Dallas' philosophy of addition by subtraction could actually benefit the Cowboys. With the departure of the ultra-productive yet always controversial Terrell Owens, owner Jerry Jones believes he made giant strides in restoring team chemistry and solving some problems in the locker room.

The Cowboys' late-season collapse, capped by the season-ending dismantling in Philadelphia, prompted talk that a new attitude was needed. Jones backed that up with the release of No. 81, who has been known to divide a locker room or two. This time, it was reported infighting with quarterback Tony Romo, tight end Jason Witten and offensive coordinator Jason Garrett that spelled Owens' fall from grace.


Without T.O., Roy Williams will become the focal point of the Dallas offense

Owens put up big numbers in Dallas, but he was unable to help the Cowboys win a playoff game, extending their streak of years without a playoff win to 12.

With Owens gone, Dallas can focus on running its offense and not have to worry about pleasing a specific player with a certain number of looks or touches. At receiver, Dallas will look to former Lions standout Roy Williams, who led the NFC in receiving yards in 2006. There's also Sam Hurd, Patrick Crayton and Miles Austin, plus Witten, one of the game's best pass-catching tight ends.

At quarterback, the team released veteran Brad Johnson, who struggled in relief of Romo last season. To replace Johnson, the team acquired Jon Kitna from the Lions in exchange for cornerback Anthony Henry.

Speaking of defense, Dallas released cornerback Adam Jones and safety Roy Williams while linebacker Zach Thomas and defensive tackle Tank Johnson are looking for work elsewhere as unrestricted free agents.

The Cowboys did add veteran linebacker Keith Brooking, a five-time Pro Bowl selection and Atlanta's leading tackler each of the last eight seasons.
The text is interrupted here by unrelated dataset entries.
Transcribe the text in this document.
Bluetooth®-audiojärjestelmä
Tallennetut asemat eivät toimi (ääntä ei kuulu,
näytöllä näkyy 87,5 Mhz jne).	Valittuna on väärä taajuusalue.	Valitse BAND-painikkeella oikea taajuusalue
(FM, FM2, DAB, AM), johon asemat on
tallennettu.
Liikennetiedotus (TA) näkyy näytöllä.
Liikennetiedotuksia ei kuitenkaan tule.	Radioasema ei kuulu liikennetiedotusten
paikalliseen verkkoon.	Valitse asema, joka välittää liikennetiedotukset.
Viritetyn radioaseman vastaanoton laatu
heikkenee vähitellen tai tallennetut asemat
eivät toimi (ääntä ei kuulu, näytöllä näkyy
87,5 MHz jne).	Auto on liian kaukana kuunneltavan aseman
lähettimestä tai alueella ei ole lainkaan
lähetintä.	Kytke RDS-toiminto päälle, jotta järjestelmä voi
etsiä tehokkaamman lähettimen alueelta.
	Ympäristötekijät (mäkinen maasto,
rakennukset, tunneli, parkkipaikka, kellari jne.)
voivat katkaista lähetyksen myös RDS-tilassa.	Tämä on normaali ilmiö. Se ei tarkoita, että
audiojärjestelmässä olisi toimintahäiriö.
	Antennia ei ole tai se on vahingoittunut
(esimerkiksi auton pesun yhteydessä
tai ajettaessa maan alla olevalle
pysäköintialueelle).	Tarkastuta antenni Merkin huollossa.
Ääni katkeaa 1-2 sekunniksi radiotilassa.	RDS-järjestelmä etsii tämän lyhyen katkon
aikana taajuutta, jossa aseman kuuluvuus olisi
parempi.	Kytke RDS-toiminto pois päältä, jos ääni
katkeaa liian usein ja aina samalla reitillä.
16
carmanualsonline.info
Brooking will be reunited with Dallas head coach Wade Phillips, who will add the title of defensive coordinator to his list of duties in 2009. Phillips was Atlanta's defensive coordinator from 2002-03, which, ironically, marked the two best seasons of Brooking's career. Brooking notched 139 and 144 tackles in 2002 and 2003.

To replace Canty, Dallas inked free-agent defensive lineman Igor Olshansky, who recorded 179 tackles along with 11 sacks in five seasons with the Chargers. San Diego returned the favor as they shopped in the Cowboys' front seven and agreed to terms with linebacker Kevin Burnett on a two-year deal. A second-round draft pick in 2005, Burnett was integral to the Cowboys' nickel defense and special teams unit.

With the loss of Williams, a five-time Pro Bowler as a strong safety, the Cowboys inked veteran Gerald Sensabaugh to a one-year deal. The Jaguars' starting strong safety in 2008 had 82 tackles and was tied for the team lead with four interceptions.